Inhibition of RhoA Activity Does Not Rescue Synaptic Development Abnormalities and Long-Term Cognitive Impairment After Sevoflurane Exposure.

General anesthetics interfere with dendritic development and synaptogenesis, resulting in cognitive impairment in the developing animals. RhoA signal pathway plays important roles in dendritic development by regulating cytoskeleton protein such as tubulin and actin. However, it's not clear whether RhoA pathway is involved in inhaled general anesthetics sevoflurane-induced synaptic development abnormalities and long-term cognitive dysfunction. Rats at postnatal day 7 (PND7) were injected intraperitoneally with RhoA pathway inhibitor Y27632 or saline 20 min before exposed to 2.8% sevoflurane for 4 h. The apoptosis-related proteins and RhoA/CRMP2 pathway proteins in the hippocampus were measured 6 h after sevoflurane exposure.
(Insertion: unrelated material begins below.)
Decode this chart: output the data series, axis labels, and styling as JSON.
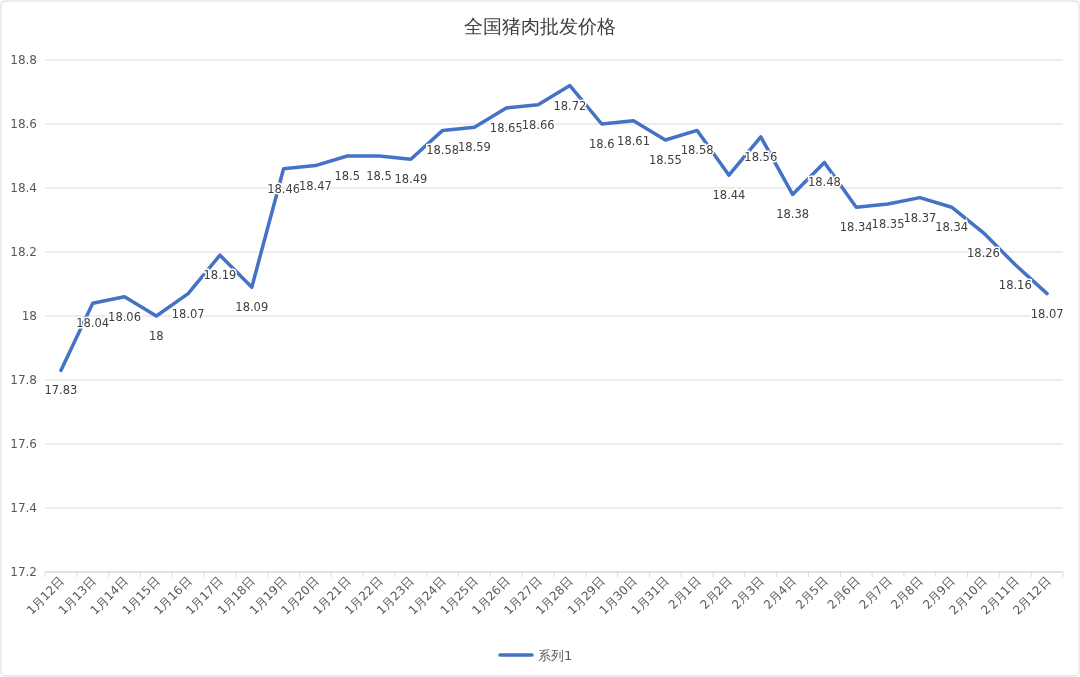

Cognitive functions were evaluated by the open field test on PND25 rats and contextual fear conditioning test on PND32-33 rats. The dendritic morphology and density of dendritic spines in the pyramidal neurons of hippocampus were determined by Golgi staining and the synaptic plasticity-related proteins were also measured on PND33 rats. Long term potentiation (LTP) from hippocampal slices was recorded on PND34-37 rats. Sevoflurane induced caspase-3 activation, decreased the ratio of Bcl-2/Bax and increased TUNEL-positive neurons in hippocampus of PND7 rats, which were attenuated by inhibition of RhoA. However, sevoflurane had no significant effects on activity of RhoA/CRMP2 pathway. Sevoflurane disturbed dendritic morphogenesis, reduced the number of dendritic spines, decreased proteins expression of PSD-95, drebrin and synaptophysin, inhibited LTP in hippocampal slices and impaired memory ability in the adolescent rats, while inhibition of RhoA activity did not rescue the changes above induced by sevoflurane. RhoA signal pathway did not participate in sevoflurane-induced dendritic and synaptic development abnormalities and cognitive dysfunction in developing rats.